In bizarre twist, wife indicted after husband shot her lover
By ANGELA K. BROWN
Associated Press

ARLINGTON, Texas — Darrell Roberson came home from a card game late one night to find his wife rolling around with another man in a pickup in the driveway.

Caught in the act with her lover, Tracy Denise Roberson — thinking quickly, if not clearly — cried rape, authorities say. Her husband pulled a gun and killed the other man with a shot to the head.

On Thursday, a grand jury handed up a manslaughter indictment — against the wife, not the husband.

In a case likely to reinforce the state's reputation for don't-mess-with-Texas justice, the grand jury declined to charge the husband with murder, the charge on which he was arrested by police.

"If I found somebody with my wife or with my kids in my house, there's no telling what I might do," said Juan Muniz, 33, who was having lunch today with one of his two small children at a restaurant in the middle-class suburban Dallas neighborhood where the Robersons lived. "I probably would have done the same thing."

Tracy Roberson, 35, could get two to 20 years in prison in the slaying of Devin LaSalle, a 32-year-old UPS employee.

Assistant District Attorney Sean Colston declined to comment on specifics of the case or the grand jury proceedings but said Texas law allows a defendant to claim justification if he has "a reasonable belief that his actions are necessary, even though what they believe at the time turns out not to be true."

Mark Osler, a Baylor University law school professor and a former federal prosecutor, said the grand jurors evidently put themselves in the husband's place: "I can see one of them saying, 'I would have shot the guy, too. I was just protecting my wife.'"

The December night before the shooting, Tracy Roberson sent LaSalle a text message that read in part, "Hi friend, come see me please! I need to feel your warm embrace!" according to court papers. LaSalle apparently agreed.

Darrell Roberson, a 38-year-old employee of a real estate firm, discovered the two, his wife clad in a robe and underwear.

When Tracy Roberson cried that she was being raped, LaSalle tried to drive away and her husband drew the gun he happened to be carrying and fired several shots at the truck, authorities said.

Darrell Roberson's attorney did not immediately return a call for comment.

His wife also was charged with making a false report to a police officer — for allegedly saying she was raped — and could get up to six months behind bars on that offense. It was not immediately clear whether she had a lawyer.
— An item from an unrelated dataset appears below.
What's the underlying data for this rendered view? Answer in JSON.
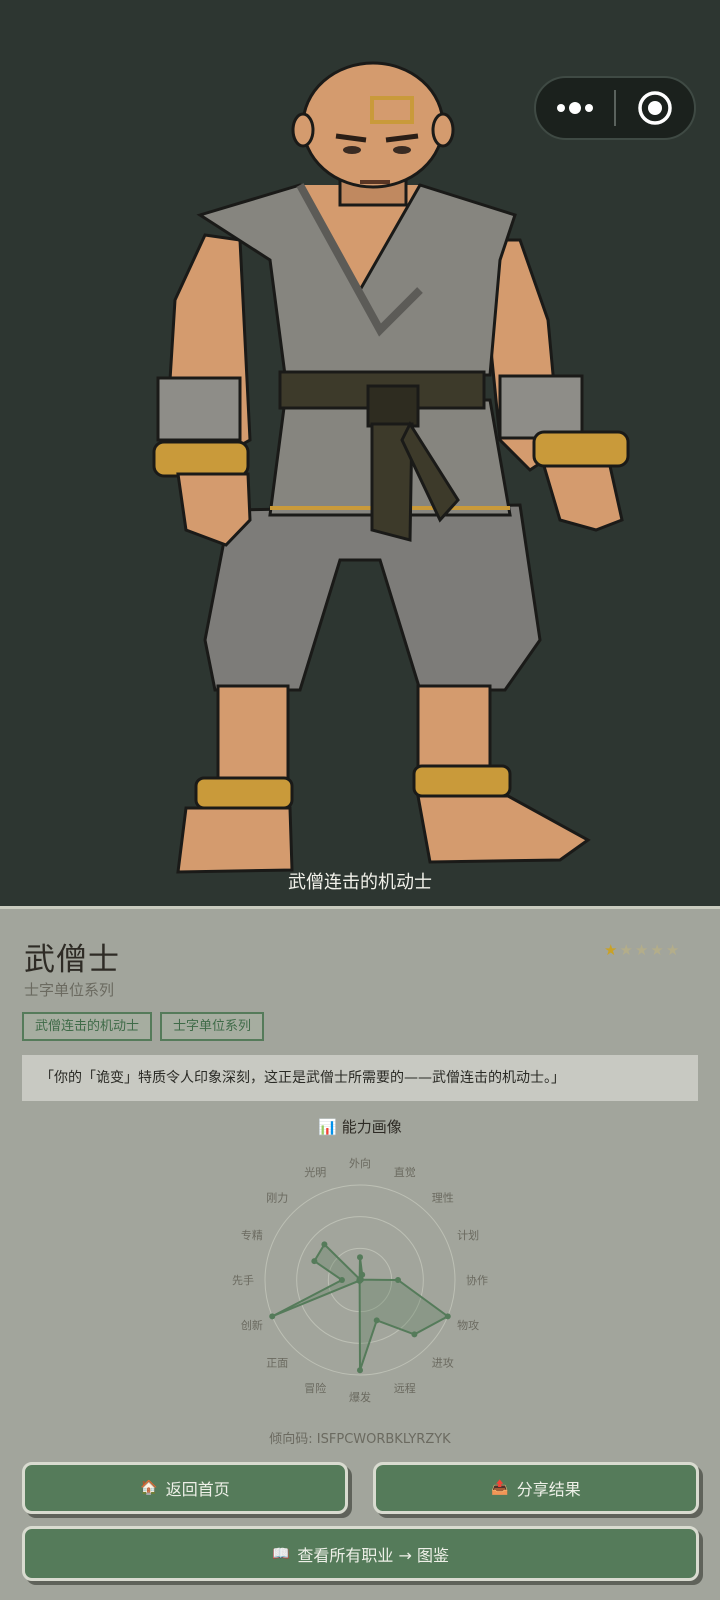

She had not been arrested as of this afternoon.

chron.com



To: D. Long who wrote (201148)3/31/2007 9:04:25 PM
From: Ichy Smith  Respond to of 793698
 
Oh, the guy getting off is perfectly fine. That's a very old twist on "heat of passion" manslaughter. But charging the wife for instigating it is bizarre.

"In some countries, notably France, crime passionnel (or crime of passion) was a valid defense during murder cases; during the 19th century, some cases could be a custodial sentence for two years for the murderer, while the spouse was dead; this ended in France as the Napoleonic code was updated in the 1970s so that specific father's authority upon his whole family was over."
en.wikipedia.org

It is time that just as Rape should be considered a serious crime, a false allegation of rape should be considered a serious crime. In this case a man died because of a false rape charge. There are many men, who would react to the rape of a wife or child with violence. I suspect Murder might be a better charge, but manslaughter seems at least appropriate.



To: D. Long who wrote (201148)3/31/2007 9:36:23 PM
From: Alan Smithee  Read Replies (1) | Respond to of 793698
 
That's a very old twist on "heat of passion" manslaughter.

It's more justifiable homicide. He thought his wife was being raped and in mortal danger.

Got nothing to do with heat of passion.